Now we need the function body. This is the code between the curly braces `{}`

. The last statement in the function body that is evaluated is automatically returned.

## 9.3 Skewness function

Now we are ready to define the `skewness`

function:

```
skewness <- function(x) {
n <- length(x)
mean_x <- mean(x)
sd_x <- sqrt(sum((x - mean_x)^2) / (n))
# z-transform x and assign to z
z <- (x - mean_x) / sd_x
# this is not an evaluation, the result is assigned to skewness
skewness <- sum(z^3) / n
# we need to evaulate skewness
# we could write
# print(skewness)
# or
# return(skewness)
skewness
}
```

You can send the code to the R console, or evaulate the function definition using a keyboard short cut.

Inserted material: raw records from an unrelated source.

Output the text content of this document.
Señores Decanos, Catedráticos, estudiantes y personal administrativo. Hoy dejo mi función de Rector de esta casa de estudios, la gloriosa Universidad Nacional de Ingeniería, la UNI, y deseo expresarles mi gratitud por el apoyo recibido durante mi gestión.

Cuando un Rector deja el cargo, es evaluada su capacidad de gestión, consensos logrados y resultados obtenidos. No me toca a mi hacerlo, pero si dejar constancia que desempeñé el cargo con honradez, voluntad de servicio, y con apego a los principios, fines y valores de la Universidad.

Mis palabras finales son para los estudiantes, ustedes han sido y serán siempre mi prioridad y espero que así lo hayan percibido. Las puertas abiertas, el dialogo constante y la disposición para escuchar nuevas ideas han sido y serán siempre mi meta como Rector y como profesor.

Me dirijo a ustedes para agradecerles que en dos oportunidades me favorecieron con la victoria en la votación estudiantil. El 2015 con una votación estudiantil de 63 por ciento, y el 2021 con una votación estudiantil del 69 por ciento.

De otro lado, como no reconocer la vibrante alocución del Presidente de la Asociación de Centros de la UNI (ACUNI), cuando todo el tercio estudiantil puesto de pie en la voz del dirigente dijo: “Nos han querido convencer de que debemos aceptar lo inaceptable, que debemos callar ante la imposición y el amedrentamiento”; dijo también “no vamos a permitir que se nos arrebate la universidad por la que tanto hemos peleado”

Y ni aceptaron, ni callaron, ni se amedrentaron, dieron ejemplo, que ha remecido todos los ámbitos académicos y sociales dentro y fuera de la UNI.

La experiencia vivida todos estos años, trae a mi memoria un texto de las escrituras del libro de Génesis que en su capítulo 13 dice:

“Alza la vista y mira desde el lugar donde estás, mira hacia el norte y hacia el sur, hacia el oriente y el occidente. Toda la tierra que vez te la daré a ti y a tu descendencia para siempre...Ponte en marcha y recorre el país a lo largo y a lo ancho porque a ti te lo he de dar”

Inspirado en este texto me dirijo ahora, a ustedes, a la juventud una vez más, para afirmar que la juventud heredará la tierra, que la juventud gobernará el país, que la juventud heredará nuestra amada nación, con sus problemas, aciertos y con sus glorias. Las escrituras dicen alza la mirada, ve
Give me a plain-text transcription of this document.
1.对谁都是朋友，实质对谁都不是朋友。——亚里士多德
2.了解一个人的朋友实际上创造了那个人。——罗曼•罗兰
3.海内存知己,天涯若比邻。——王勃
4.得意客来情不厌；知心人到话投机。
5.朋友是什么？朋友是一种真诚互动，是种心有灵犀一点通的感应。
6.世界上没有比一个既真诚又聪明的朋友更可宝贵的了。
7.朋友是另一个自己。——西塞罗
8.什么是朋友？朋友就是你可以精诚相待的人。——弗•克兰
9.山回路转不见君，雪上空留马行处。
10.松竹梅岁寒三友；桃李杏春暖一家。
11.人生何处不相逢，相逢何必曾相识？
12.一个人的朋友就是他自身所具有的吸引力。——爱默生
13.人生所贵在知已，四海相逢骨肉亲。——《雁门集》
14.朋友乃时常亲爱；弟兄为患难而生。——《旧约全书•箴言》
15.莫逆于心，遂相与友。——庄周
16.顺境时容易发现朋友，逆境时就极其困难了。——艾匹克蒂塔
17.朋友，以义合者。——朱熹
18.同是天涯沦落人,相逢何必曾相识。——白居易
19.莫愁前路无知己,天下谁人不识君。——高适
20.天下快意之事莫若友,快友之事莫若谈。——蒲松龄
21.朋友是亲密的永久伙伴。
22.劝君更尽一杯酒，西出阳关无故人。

Now you call the function:

```
skewness(x1)
#> [1] 1.599983
skewness(x2)
#> [1] 1.748647
```

And you call assign the returned value to another variable:

```
skew_x3 <- skewness(x3)
skew_x3
#> [1] 1.241044
```

## 9.4 Further examples

Let’s look at some more examples.

### 9.4.1 Multiplication

We want a function that takes two numbers as arguments, and multiplies both numbers. We will choose a default value of `1`

for the second argument. This means that, unless we specify otherwise, the first arguments will be multiplied by \(1\), i.e. the function will return that number itself.

```
multiply <- function(x, k = 1) {
k * x
}
```

```
# mit default value für k
value <- multiply(2)
value
#> [1] 2
```

```
multiply(2, 3)
#> [1] 6
multiply(333, 43)
#> [1] 14319
```

We can also call the function with named arguments:

```
multiply(x = 4, k = 2)
#> [1] 8
```

### 9.4.2 Standard deviation

In our next example, we will turn our standard devation code into a function. We also want to handle any missing values, so we will use the function `na.omit()`

.

```
standard_deviation <- function(x) {
# remove NAs
x <- na.omit(x)
sqrt(sum((x - mean(x))^2) / (length(x)))
}
```

```
standard_deviation(x1)
#> [1] 1.003002
```

Does our function handle NAs correctly?

```
x <- rnorm(12)
# the first element of x is replaced by NA
x[1] <- NA
x
#> [1] NA -0.2933334 -1.1924669 3.4490925 -0.6391923 0.4956852
#> [7] -1.5414534 0.9317232 -2.2546778 -0.4523381 0.5655404 -1.2481360
```

```
standard_deviation(x)
#> [1] 1.478227
```

## 9.5 Exercise

### 9.5.1 Calculate skewness for RT data set

We can use our `skewness()`

function just as any other function in R. This means that we can combine it with `group_by()`

and `summarise()`

, for example.

Let’s compute the skewness for each person in each condition in the `rt_long`

data set.

```
rt_long %>%
group_by(ID, condition) %>%
summarise(skewness = skewness(rt))
#> # A tibble: 9 x 3
#> # Groups: ID [3]
#> ID condition skewness
#> <fct> <fct> <dbl>
#> 1 1 control 0.559
#> 2 1 fast 1.45
#> 3 1 slow 0.987
#> 4 2 control 1.15
#> 5 2 fast 0.777
#> 6 2 slow 1.02
#> # … with 3 more rows
```

Why don’t we use the built-in

`sd()`

function? The reason for this is that this function computes the sample standard deviation, by dividing by \(n-1\). We want to divive by \(n\), because we don’t want to estimate the population standard deviation. We are merely using the standard deviation descriptively.